In-Person Oral presentation / top 25% paper
Multi-lingual Evaluation of Code Generation Models
Ben Athiwaratkun · Sanjay Krishna Gouda · Zijian Wang · Xiaopeng Li · YUCHEN TIAN · Ming Tan · Wasi Ahmad · Shiqi Wang · Qing Sun · Mingyue Shang · Sujan Kumar Gonugondla · Hantian Ding · Varun Kumar · Nathan Fulton · Arash Farahani · Siddhartha Jain · Robert Giaquinto · Haifeng Qian · Murali Krishna Ramanathan · Ramesh Nallapati · Baishakhi Ray · Parminder Bhatia · Sudipta Sengupta · Dan Roth · Bing Xiang
AD12
We present two new benchmarks, MBXP and Multilingual HumanEval, designed to evaluate code completion models in over 10 programming languages.

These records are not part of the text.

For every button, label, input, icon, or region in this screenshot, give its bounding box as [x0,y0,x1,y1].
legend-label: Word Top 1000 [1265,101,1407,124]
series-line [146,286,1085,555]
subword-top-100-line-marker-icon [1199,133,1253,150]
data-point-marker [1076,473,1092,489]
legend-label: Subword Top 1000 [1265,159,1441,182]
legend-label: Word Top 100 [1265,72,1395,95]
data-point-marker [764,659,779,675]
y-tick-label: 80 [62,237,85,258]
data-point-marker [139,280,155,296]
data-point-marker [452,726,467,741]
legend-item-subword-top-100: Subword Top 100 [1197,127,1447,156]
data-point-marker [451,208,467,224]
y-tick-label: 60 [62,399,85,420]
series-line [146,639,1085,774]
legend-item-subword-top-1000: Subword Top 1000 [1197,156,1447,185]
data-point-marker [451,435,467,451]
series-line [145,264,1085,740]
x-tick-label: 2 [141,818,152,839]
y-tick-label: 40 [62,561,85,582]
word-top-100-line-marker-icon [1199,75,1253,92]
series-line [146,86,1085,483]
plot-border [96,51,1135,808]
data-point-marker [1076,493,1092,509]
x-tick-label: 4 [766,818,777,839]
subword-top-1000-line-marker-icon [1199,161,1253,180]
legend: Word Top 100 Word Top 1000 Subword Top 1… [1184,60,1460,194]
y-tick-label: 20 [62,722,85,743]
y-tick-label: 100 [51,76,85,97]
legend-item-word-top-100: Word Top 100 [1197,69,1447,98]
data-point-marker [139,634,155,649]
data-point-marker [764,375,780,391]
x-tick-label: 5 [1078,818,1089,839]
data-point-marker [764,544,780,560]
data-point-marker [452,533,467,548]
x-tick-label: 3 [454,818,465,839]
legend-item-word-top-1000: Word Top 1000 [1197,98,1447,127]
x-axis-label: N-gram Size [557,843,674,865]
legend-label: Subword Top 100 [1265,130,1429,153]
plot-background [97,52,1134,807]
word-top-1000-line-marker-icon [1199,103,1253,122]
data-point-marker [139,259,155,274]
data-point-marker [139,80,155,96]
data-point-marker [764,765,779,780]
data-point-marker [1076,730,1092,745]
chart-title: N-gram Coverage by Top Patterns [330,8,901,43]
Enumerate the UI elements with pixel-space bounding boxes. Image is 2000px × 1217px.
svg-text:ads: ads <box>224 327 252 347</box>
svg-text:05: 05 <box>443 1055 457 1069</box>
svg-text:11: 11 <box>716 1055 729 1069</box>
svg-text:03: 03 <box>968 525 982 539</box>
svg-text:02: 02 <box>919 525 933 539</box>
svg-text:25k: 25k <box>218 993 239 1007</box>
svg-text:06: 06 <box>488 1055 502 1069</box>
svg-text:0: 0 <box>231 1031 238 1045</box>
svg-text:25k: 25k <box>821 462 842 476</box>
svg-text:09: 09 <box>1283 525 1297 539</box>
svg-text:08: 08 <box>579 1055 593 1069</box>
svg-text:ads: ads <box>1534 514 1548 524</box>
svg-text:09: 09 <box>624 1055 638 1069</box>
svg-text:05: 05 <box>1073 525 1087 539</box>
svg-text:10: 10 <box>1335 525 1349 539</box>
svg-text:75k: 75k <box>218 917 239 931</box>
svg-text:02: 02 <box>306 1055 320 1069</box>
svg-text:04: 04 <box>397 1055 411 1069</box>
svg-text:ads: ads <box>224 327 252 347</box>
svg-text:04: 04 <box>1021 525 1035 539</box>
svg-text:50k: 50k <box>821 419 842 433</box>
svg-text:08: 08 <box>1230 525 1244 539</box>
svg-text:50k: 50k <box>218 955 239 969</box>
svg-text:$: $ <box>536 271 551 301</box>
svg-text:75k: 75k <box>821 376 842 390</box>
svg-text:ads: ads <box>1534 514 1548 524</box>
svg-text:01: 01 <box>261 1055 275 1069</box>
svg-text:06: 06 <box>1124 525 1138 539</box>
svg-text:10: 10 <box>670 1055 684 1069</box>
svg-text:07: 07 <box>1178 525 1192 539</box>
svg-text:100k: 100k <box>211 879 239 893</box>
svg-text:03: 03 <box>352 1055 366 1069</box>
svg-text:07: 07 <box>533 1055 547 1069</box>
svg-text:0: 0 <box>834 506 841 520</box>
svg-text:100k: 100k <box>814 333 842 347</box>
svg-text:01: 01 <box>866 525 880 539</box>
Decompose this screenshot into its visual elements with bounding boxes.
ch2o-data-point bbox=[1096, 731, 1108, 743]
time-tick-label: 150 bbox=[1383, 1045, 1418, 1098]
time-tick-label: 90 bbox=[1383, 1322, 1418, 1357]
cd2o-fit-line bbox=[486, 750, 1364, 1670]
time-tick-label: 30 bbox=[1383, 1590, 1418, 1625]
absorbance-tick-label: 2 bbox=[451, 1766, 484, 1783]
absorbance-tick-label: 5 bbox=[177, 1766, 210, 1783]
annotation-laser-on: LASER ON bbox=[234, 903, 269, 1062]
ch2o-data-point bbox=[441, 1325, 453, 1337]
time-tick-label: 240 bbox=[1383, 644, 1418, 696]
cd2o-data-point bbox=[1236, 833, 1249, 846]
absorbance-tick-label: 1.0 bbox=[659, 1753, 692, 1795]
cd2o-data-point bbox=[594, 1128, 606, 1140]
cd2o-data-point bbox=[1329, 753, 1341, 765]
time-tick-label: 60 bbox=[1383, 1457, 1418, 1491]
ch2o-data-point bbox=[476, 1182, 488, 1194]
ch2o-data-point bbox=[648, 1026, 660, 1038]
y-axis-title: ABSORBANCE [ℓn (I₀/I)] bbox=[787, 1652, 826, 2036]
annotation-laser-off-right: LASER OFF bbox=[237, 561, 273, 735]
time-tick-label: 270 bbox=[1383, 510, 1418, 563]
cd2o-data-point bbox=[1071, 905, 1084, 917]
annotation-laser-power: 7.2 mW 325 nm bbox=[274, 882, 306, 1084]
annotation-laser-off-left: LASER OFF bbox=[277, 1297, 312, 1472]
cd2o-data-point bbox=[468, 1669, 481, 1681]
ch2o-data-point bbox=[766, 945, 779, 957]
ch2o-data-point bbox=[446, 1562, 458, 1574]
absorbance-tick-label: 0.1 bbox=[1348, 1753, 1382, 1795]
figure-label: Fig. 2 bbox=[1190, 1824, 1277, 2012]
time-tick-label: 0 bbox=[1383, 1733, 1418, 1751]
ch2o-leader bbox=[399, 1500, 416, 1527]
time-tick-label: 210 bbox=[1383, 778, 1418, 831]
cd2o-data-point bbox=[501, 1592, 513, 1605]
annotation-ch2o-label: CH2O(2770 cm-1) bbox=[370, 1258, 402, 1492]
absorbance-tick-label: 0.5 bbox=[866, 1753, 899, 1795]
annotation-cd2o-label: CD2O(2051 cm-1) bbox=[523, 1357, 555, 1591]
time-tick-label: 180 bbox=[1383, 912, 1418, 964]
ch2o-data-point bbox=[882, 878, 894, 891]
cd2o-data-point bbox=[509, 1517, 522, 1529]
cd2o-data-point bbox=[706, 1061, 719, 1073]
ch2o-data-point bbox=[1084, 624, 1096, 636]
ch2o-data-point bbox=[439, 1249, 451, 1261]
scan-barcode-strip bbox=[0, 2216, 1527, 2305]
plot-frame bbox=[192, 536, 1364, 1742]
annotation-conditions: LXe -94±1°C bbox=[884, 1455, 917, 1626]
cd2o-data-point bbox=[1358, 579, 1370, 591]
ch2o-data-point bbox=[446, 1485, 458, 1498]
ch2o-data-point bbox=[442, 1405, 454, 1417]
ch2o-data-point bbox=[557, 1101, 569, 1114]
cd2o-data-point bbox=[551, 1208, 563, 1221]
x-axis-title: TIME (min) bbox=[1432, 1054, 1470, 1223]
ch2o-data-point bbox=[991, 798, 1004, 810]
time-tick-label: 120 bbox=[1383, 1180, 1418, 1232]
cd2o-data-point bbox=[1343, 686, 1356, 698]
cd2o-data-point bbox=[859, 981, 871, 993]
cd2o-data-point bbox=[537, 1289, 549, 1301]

These datasets are generated using a conversion framework that transpiles prompts and test cases from the original MBPP and HumanEval datasets into the corresponding data in the target language. By using these benchmarks, we are able to assess the performance of code generation models in a multi-lingual fashion, and discovered generalization ability of language models on out-of-domain languages, advantages of multi-lingual models over mono-lingual, the ability of few-shot prompting to teach the model new languages, and zero-shot translation abilities. In addition, we use our code generation model to perform large-scale bootstrapping to obtain synthetic canonical solutions in several languages, which can be used for other code-related evaluations such as code insertion, robustness, or summarization tasks.